Thursday, August 2, 2007

Thoughts About Tomorrow

Having read the 2006 Cuba Study Group report (and other articles) Cuba's future seems real grim. The CSG report states: "Cuba is running out of time... The stakes are high... Failed economic policies litter the landscape of transitioning economies, and many countries end up facing worse economic conditions than existed during the predecessor regimes."

Andy Gomez from the University of Miami's Institute for Cuban and Cuban-American Studies (ICCAS) paints a similar, dark picture. "I dare to say, that Raul [Castro] has six months to a year," said Gomez in a recent interview. He continued, saying that Raul Castro should pursue "minimal economic reform" in Cuba. "If he doesn't, then I dare to say, that you can have a large migration out of Cuba." In the worst case scenario "as many as half a million Cubans trying to leave the island." Gomez later reveals in the interview that it was he that gave the US Coast Guard some of the ideas of a possible mass exodus to prepare for, such as 100,000 Cubans rushing into the US base at Guantanamo Bay. Because of such scenarios, it was reported that the US Department of Defense has set aside $18 million to prepare the US base in Cuba for such a mass migration.

Local blogger El Gusano from La Contra Revolucion Blog believes these actions of preparing for an exodus reveal something he calls Cubanophobia. He recently summed it up to me as a belief that "a bunch of politically active spics in South Florida who are mucking things up by participating in the political process" are now acceptable targets of racism, and thus are being prevented from entering the US in the face of an invasion. Never mind the fact that Andy Gomez is Cuban himself.

Aside from those who definitely see dark clouds looming above Cuba, there's also the view of being cautious (perhaps hopeful) that economic changes will come to Cuba. Phil Peters from the Lexington Institute, and the Cuban Triangle Blog, has maintained a view that anything could happen with Raul Castro. But, one important question lingers about "whether [Raul Castro] will open up the boundaries so new ideas are heard." Peters feels that perhaps Raul Castro would do more, since he has been vocal of many internal problems already, but "[h]is moves so far seem to be those of a man with limited room for maneuver."

Marifeli Perez-Stable seems to share this position as well and wonders: "Will [Fidel Castro's] veto on markets stand?" That is, will Raul break away from Fidel's historic recalcitrance? Perez-Stable pondered other important questions in a column published last month by the Miami Herald, and, like Peters, sees Raul Castro "trapped in the worst possible scenario: [Fidel] Castro is alive and somewhat recuperated." This means that Perez-Stable sees Raul as a reformer, but held back by some factors, like being "too cautious."

But, it seems to be a wait-and-see situation now.
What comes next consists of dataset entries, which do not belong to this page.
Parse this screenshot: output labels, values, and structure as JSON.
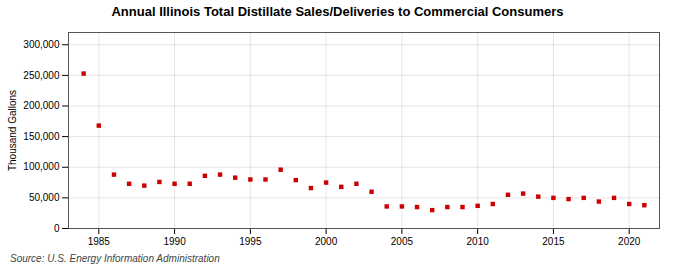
{
  "chart_data": {
    "type": "scatter",
    "title": "Annual Illinois Total Distillate Sales/Deliveries to Commercial Consumers",
    "ylabel": "Thousand Gallons",
    "annotations": [
      "Source: U.S. Energy Information Administration"
    ],
    "x": [
      1984,
      1985,
      1986,
      1987,
      1988,
      1989,
      1990,
      1991,
      1992,
      1993,
      1994,
      1995,
      1996,
      1997,
      1998,
      1999,
      2000,
      2001,
      2002,
      2003,
      2004,
      2005,
      2006,
      2007,
      2008,
      2009,
      2010,
      2011,
      2012,
      2013,
      2014,
      2015,
      2016,
      2017,
      2018,
      2019,
      2020,
      2021
    ],
    "values": [
      253000,
      168000,
      88000,
      73000,
      70000,
      76000,
      73000,
      73000,
      86000,
      88000,
      83000,
      80000,
      80000,
      96000,
      79000,
      66000,
      75000,
      68000,
      73000,
      60000,
      36000,
      36000,
      35000,
      30000,
      35000,
      35000,
      37000,
      40000,
      55000,
      57000,
      52000,
      50000,
      48000,
      50000,
      44000,
      50000,
      40000,
      38000
    ],
    "color": "#cc0000",
    "marker": "square",
    "xlim": [
      1983,
      2022
    ],
    "xticks": [
      1985,
      1990,
      1995,
      2000,
      2005,
      2010,
      2015,
      2020
    ],
    "ylim": [
      0,
      320000
    ],
    "yticks": [
      0,
      {
        "value": 50000,
        "label": "50,000"
      },
      {
        "value": 100000,
        "label": "100,000"
      },
      {
        "value": 150000,
        "label": "150,000"
      },
      {
        "value": 200000,
        "label": "200,000"
      },
      {
        "value": 250000,
        "label": "250,000"
      },
      {
        "value": 300000,
        "label": "300,000"
      }
    ],
    "grid": true
  }
}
Perez-Stable was recently on a local Spanish program, Polos Opuestos, hosted by Maria Elvira Salazar. She appeared with another "Cuba expert," the famed Cuban intellectual Carlos Alberto Montaner. Perez-Stable made it clear that there's uncertainty ahead in Cuba, while Montaner provided a dire picture, even suggesting that Raul had the capacity to control future internal instability with brute military force. Perez-Stable countered that idea and suggested that the Raul Castro government would prevent such a scenario from taking place. She believes such chaos would signal the end of Raul Castro and the roots of the revolution altogether.

So, just like many decades before, we continue to wait. Stuck in between chaos and uncertainty. It seems that our vision goes no further.

[Photo by Mike Hollingshead]


leftside said...

Cuba held together during a very real period of crisis (the nineties). Compared to then, today is a panacea - strong, sustained economic growth and the potential for reforms on the horizon. Things have probably never looked so good in 25 years. Wages have been increased, the social safety net has not been changed one iota. They see the region and the world moving their way and have new friends to take the place of Moscow.

Let us remember that all the sources you've cited (with the possible exception of Peters) predicted chaos without Fidel in the picture. The Revolution's institutions are strong. Support for counter revolution is minimal. Legitimate complaints have many places to get heard and addressed - within the system. The only threat to the Revolution's authority is if the new rich (usually with their Miami or Madrid connections) become too many or too rich, as a result of the measured openings.

Mambi_Watch said...

Thanks for your views. I do accept that there is still some strength in the Cuban economy. Not too long ago, several reports were showing this, but now its all been forgotten.

I don't really know what shall happen in the future, but I feel more optimistic than most here in Miami. As you know, there's a strong bias here that paints Cuba blacker than what it really is.

I believe the US should've long ago normalized relations with Cuba and even embraced the economic system that exists there. In my opinion, it still can if it believes in eradicating poverty, or making agreements toward a more peaceful region. But, there must be a larger social movement towards that, especially a REAL human rights movement that applies universally to both nations.

But, this idea is not very popular at the moment. Sometimes it baffles me.